Como presidente do Eurogrupo desde 2005, teve um papel
fundamental na resposta à crise da dívida soberana. Não se trata apenas de uma
questão de longevidade política. Juncker, com a sua inteligência e o seu
conhecimento profundo da integração europeia, era um defensor do interesse
comum a todos, mais ricos ou mais pobres (o Luxemburgo é o mais rico), do Norte
ou do Sul. Um democratacristão que, como muitas vezes ouvi dizer, era um
cristão-socialista. Xavier Bettel, o jovem liberal (41 anos feitos em Lisboa)
que o substituiu, é primeiro-ministro de uma coligação com os socialistas e os
verdes. No cargo há três meses, ainda lhe falta experiência para navegar sem
bússola no labirinto europeu. Cordial e descontraído, fala à vontade da crise
europeia e da maneira de sair dela. O seu país mantém o triplo A. Mas a
economia, assente num sector financeiro gigantesco (que oferece excelentes
condições de secretismo ao capital internacional), não ficou imune à crise.

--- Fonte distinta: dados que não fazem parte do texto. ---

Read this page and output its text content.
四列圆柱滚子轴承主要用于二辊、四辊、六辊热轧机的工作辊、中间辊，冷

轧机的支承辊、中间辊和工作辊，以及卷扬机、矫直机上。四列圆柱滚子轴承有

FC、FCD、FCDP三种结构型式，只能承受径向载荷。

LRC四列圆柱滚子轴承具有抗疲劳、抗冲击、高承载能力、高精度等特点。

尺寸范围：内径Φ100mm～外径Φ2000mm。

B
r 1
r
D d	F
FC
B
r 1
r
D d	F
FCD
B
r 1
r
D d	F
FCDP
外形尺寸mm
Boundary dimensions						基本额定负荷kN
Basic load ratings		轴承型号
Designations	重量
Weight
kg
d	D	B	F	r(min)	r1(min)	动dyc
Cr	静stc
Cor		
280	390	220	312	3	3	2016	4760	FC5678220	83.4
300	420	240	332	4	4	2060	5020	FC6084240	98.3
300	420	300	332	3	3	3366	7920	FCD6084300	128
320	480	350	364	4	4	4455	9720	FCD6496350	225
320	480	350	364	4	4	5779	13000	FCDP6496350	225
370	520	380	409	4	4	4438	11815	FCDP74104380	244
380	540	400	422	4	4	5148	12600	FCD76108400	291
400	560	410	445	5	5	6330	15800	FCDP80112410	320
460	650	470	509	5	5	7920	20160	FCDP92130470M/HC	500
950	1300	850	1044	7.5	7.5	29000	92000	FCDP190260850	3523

Como nos explicou (a mim e a Nuno Aguiar, do o desemprego, que era de 2,3%
antes da crise, passou para 7,1%, e a dívida pública de 6% na mesma altura já
está em 30%.
É sobre estes indicadores “preocupantes” que assenta a
mensagem mais importante que trouxe a Lisboa e que pouco transpareceu na
conferência de imprensa conjunta com o seu homólogo português: não temos lugar
para mais portugueses com baixas qualificações, que continuam a chegar ao
Luxemburgo ao ritmo de 10 mil por ano. “Hoje, com o desemprego, é mais difícil
absorver os imigrantes do Sul da Europa com qualificações muito baixas”, acrescenta
o ministro da Justiça, Félix Braz, que, nem de propósito, é lusodescendente
(nasceu lá mas os irmãos ainda nasceram cá), e membro do partido ecologista. O
argumento está no desemprego. A mensagem: se insistirem em ir, terão
provavelmente piores condições de vida do que as que tinham na pátria. Não se
trata, diz o primeiro-ministro do Luxemburgo, de sermos “como a Suíça”,
continuamos a “respeitar a livre circulação”, mas temos de cortar nos gastos
sociais (dos mais generosos da Europa), “se queremos evitar as mesmas medidas
que Portugal teve de adoptar”. Pouco depois, o primeiroministro português
haveria de dar a relação entre Portugal e o Luxemburgo em matéria de imigração
como exemplo daquilo que deve ser a Europa, quando se trata da livre circulação.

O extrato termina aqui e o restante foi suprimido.